Utilizando-se de um tema bastante importante para os dias de hoje- apesar de ser uma montagem original de 2007-, a Pandorga Companhia de Teatro, está em cartaz no Teatro Cândido Mendes, aos sábados e domingos às 17h, em Ipanema- Rio de Janeiro- , com a peça “O Menino que brincava de Ser”. Inspirado no livro homônimo de Georgina Martins, conta a história de três crianças durante o ensaio de um espetáculo de teatro que apresentarão no auditório da escola. O texto escolhido é “O menino que brincava de ser”. Dudu é uma criança que gosta de brincar de ser várias personagens femininas – bruxas, mãe ou heroínas – e sofre com piadas na escola, e com a incompreensão de alguns de seus familiares, devido ao seu gosto em querer interpretar personagens de gêneros femininos.
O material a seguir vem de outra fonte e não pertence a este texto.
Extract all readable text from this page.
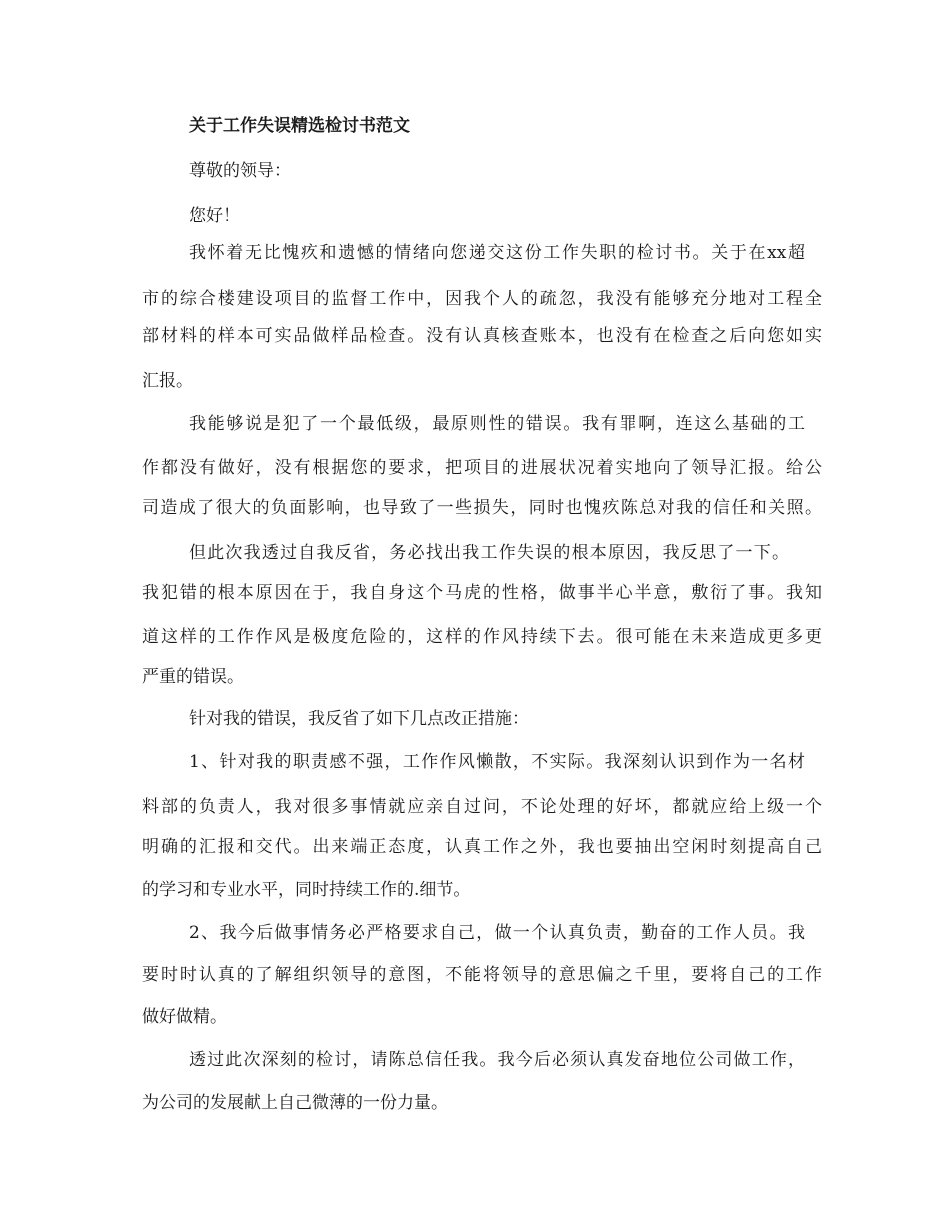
关于工作失误精选检讨书范文
尊敬的领导：
您好！
我怀着无比愧疚和遗憾的情绪向您递交这份工作失职的检讨书。关于在xx超
市的综合楼建设项目的监督工作中，因我个人的疏忽，我没有能够充分地对工程全
部材料的样本可实品做样品检查。没有认真核查账本，也没有在检查之后向您如实
汇报。
我能够说是犯了一个最低级，最原则性的错误。我有罪啊，连这么基础的工
作都没有做好，没有根据您的要求，把项目的进展状况着实地向了领导汇报。给公
司造成了很大的负面影响，也导致了一些损失，同时也愧疚陈总对我的信任和关照。
但此次我透过自我反省，务必找出我工作失误的根本原因，我反思了一下。
我犯错的根本原因在于，我自身这个马虎的性格，做事半心半意，敷衍了事。我知
道这样的工作作风是极度危险的，这样的作风持续下去。很可能在未来造成更多更
严重的错误。
针对我的错误，我反省了如下几点改正措施：
1、针对我的职责感不强，工作作风懒散，不实际。我深刻认识到作为一名材
料部的负责人，我对很多事情就应亲自过问，不论处理的好坏，都就应给上级一个
明确的汇报和交代。出来端正态度，认真工作之外，我也要抽出空闲时刻提高自己
的学习和专业水平，同时持续工作的.细节。
2、我今后做事情务必严格要求自己，做一个认真负责，勤奋的工作人员。我
要时时认真的了解组织领导的意图，不能将领导的意思偏之千里，要将自己的工作
做好做精。
透过此次深刻的检讨，请陈总信任我。我今后必须认真发奋地位公司做工作，
为公司的发展献上自己微薄的一份力量。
Para isso, seus pais, buscam respostas em dois especialistas da área médica. Onde encontram sugestões mais claras, e mais lúcidas, sobre o tema da fantasia, da liberdade e de orientação. Tendo em sua avó materna, que é também atriz, um apoio total em sua opção.

A personagem de Dudu, interpretada por Giuseppe Marin, deixa claro desde o início do espetáculo qual é a sua orientação

A personagem de Dudu, interpretada por Giuseppe Marin, deixa claro desde o início do espetáculo qual é a sua orientação. Esvaziando a discussão sobre gêneros e levando a peça a mostrar apenas quadros sobre bullying. Foto de Reanto Mangolin.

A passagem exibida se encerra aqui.